The scale of what we are deploying in BT is significant. Over the next two years we will have deployed 75 pods (pre-defined/integrated blocks of compute or storage nodes with an integrated network switch and a physical rack element), approaching 3500 servers, 600 - 700 switches, and we will have laid almost 5000km of DAC cables alone. Laid out in a single line, these would stretch almost to New York from Manchester!

3. Operation Support Systems (OSS) Layer

This deals with network, fault, configuration and service management in the same way it would with any standard platform.
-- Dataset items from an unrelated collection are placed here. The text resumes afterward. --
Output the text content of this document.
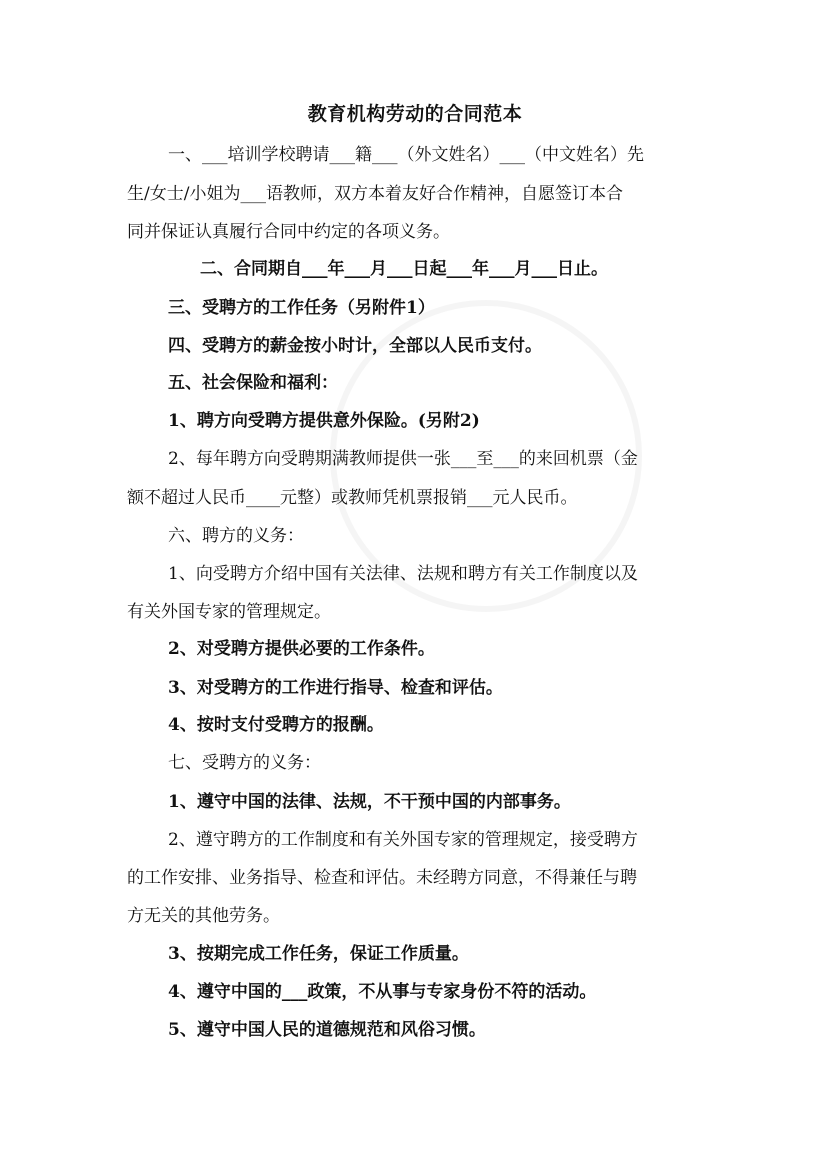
教育机构劳动的合同范本
一、___培训学校聘请___籍___（外文姓名）___（中文姓名）先
生/女士/小姐为___语教师，双方本着友好合作精神，自愿签订本合
同并保证认真履行合同中约定的各项义务。
二、合同期自___年___月___日起___年___月___日止。
三、受聘方的工作任务（另附件1）
四、受聘方的薪金按小时计，全部以人民币支付。
五、社会保险和福利：
1、聘方向受聘方提供意外保险。(另附2)
2、每年聘方向受聘期满教师提供一张___至___的来回机票（金
额不超过人民币____元整）或教师凭机票报销___元人民币。
六、聘方的义务：
1、向受聘方介绍中国有关法律、法规和聘方有关工作制度以及
有关外国专家的管理规定。
2、对受聘方提供必要的工作条件。
3、对受聘方的工作进行指导、检查和评估。
4、按时支付受聘方的报酬。
七、受聘方的义务：
1、遵守中国的法律、法规，不干预中国的内部事务。
2、遵守聘方的工作制度和有关外国专家的管理规定，接受聘方
的工作安排、业务指导、检查和评估。未经聘方同意，不得兼任与聘
方无关的其他劳务。
3、按期完成工作任务，保证工作质量。
4、遵守中国的___政策，不从事与专家身份不符的活动。
5、遵守中国人民的道德规范和风俗习惯。
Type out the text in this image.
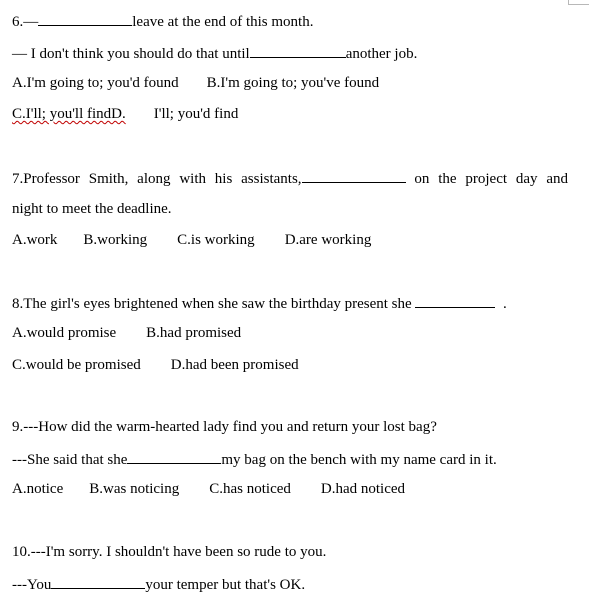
6.—	leave at the end of this month.
— I don't think you should do that until	another job.
A.I'm going to; you'd found B.I'm going to; you've found
C.I'll; you'll findD. I'll; you'd find
7.Professor Smith, along with his assistants,	on the project day and
night to meet the deadline.
A.work B.working C.is working D.are working
8.The girl's eyes brightened when she saw the birthday present she	.
A.would promise B.had promised
C.would be promised D.had been promised
9.---How did the warm-hearted lady find you and return your lost bag?
---She said that she	my bag on the bench with my name card in it.
A.notice B.was noticing C.has noticed D.had noticed
10.---I'm sorry. I shouldn't have been so rude to you.
---You	your temper but that's OK.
In BT’s telco cloud we use a combination of out of the box vendor solutions integrated with in-house developed solutions to provide monitoring and OSS journeys that are seamless across the telco cloud core infrastructure and customer environments.  ​

4. Management, Automation and Network Orchestration (MANO) layer

The MANO is responsible for managing the NFV infrastructure and provisioning new VNFs. It manages all the resources in the infrastructure layer, creates and deletes resources and also manages their allocations of the VNFs.
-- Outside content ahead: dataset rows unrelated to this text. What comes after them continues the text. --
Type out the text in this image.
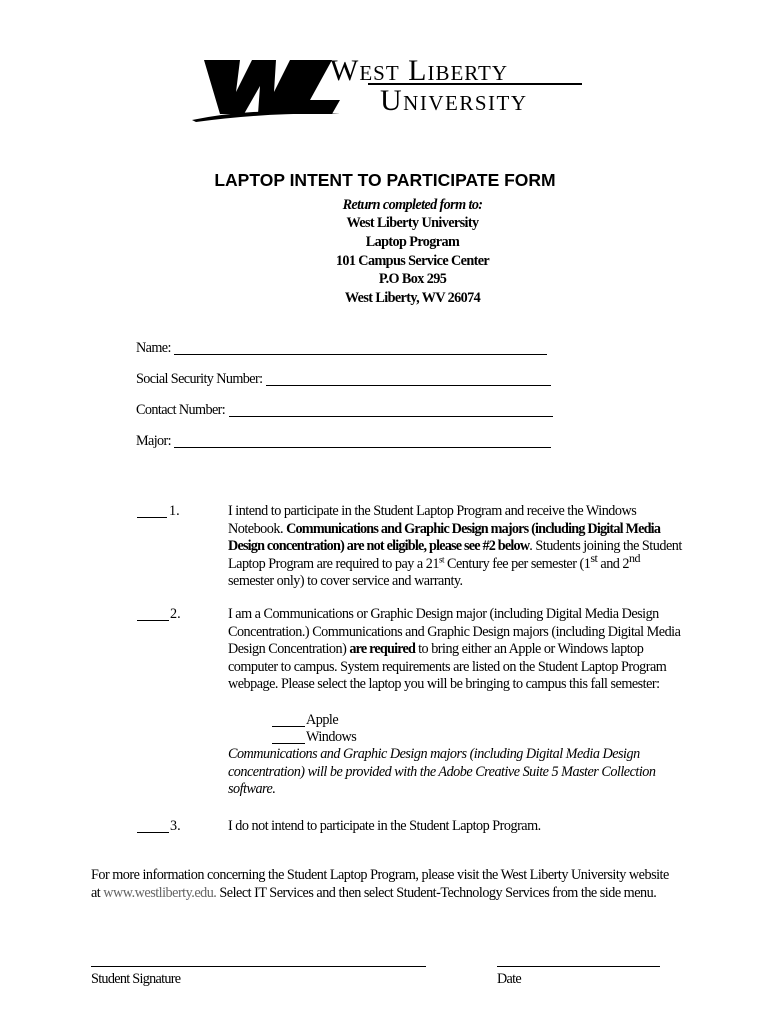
West Liberty
University
LAPTOP INTENT TO PARTICIPATE FORM
Return completed form to:
West Liberty University
Laptop Program
101 Campus Service Center
P.O Box 295
West Liberty, WV 26074
Name:
Social Security Number:
Contact Number:
Major:
1.	I intend to participate in the Student Laptop Program and receive the Windows Notebook. Communications and Graphic Design majors (including Digital Media Design concentration) are not eligible, please see #2 below. Students joining the Student Laptop Program are required to pay a 21st Century fee per semester (1st and 2nd semester only) to cover service and warranty.
2.	I am a Communications or Graphic Design major (including Digital Media Design Concentration.) Communications and Graphic Design majors (including Digital Media Design Concentration) are required to bring either an Apple or Windows laptop computer to campus. System requirements are listed on the Student Laptop Program webpage. Please select the laptop you will be bringing to campus this fall semester:
Apple
Windows
Communications and Graphic Design majors (including Digital Media Design concentration) will be provided with the Adobe Creative Suite 5 Master Collection software.
3.	I do not intend to participate in the Student Laptop Program.
For more information concerning the Student Laptop Program, please visit the West Liberty University website at www.westliberty.edu. Select IT Services and then select Student-Technology Services from the side menu.
Student Signature	Date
Initially, BT underestimated the amount of infrastructure this would require, as well as the level of effort required in order to deploy. Subsequently, we are now have a significant of automation and large dedicated central tool hubs to implement to grow this capability as we mature further.

These factors combined, BT have over 30 vendors across Infrastructure Services, Bare Metal Provisioning, Virtual Infrastructure Manager, Security Services, CI/CD Tooling and Monitoring Services. Subsequently, building the BT Network Cloud has become a highly complex piece of systems integration that no single vendor could deliver. There is no off-the-shelf solution that we could purchase – so we’ve build the solution organically. BT have effectively become the service integrators, bringing everything together to create the end-to-end solution

This provides a single infrastructure to support all network located NFV, both core and per customer instances; clearly separating service and infrastructure to provide the agility to deploy services independently from physical infrastructure. Using commodity compute BT’s goal is to have all the services we offer (where appropriate) running on this platform – including our 5G network core.

Today BT’s telco cloud is built on the most reliable network in the UK, and whilst our current and delivery plans are all UK-based we plan to roll this out globally over time.

IT Cloud

BT has made substantial progress in developing our on-premise IT cloud and are implementing it in alignment with our public cloud. Over the last 12 months our focus has been to automate and streamline our on-premise capability, optimising customer journeys by making them faster, slicker and seamless, but will always be more we can do, and we have a challenging pipeline of development in plan to take our IT cloud to the next level.

We are building strategic data centres to deliver automation across the IT cloud order fulfilment journey to provide a best in class colleague experience, to accelerate service and deliver efficiencies in the process. Our goal is to make as many processes zero touch as possible, and reduce manual work simultaneously.

We are deploying an on-premise cloud native platform that will allow our developers to deploy applications in a public cloud-type experience which will enable us to become the platform of choice for container-based applications (software that can virtually package and isolate applications for deployment, and which can share access to an operating system without the traditional need for virtual machines) and really puts the control directly into the hands of our developers.

Fundamentally, IT developers are not concerned by where their applications are hosted. Their requirements are for ‘cloud native’ features, like containers. So the cloud native platform that we are building can be seen as a stepping stone into public cloud if they so choose to put their Apps there.

These enhancements are pivotal for BT as we partner our customers in their migration to cloud and to provide them with a cloud native experience so they really are front and centre in our business plan. In essence, BT are part way along a multi stage journey which is why our pivot to growth has come at a really opportune time for anyone looking to build their careers in BT’s cloud centre of excellence.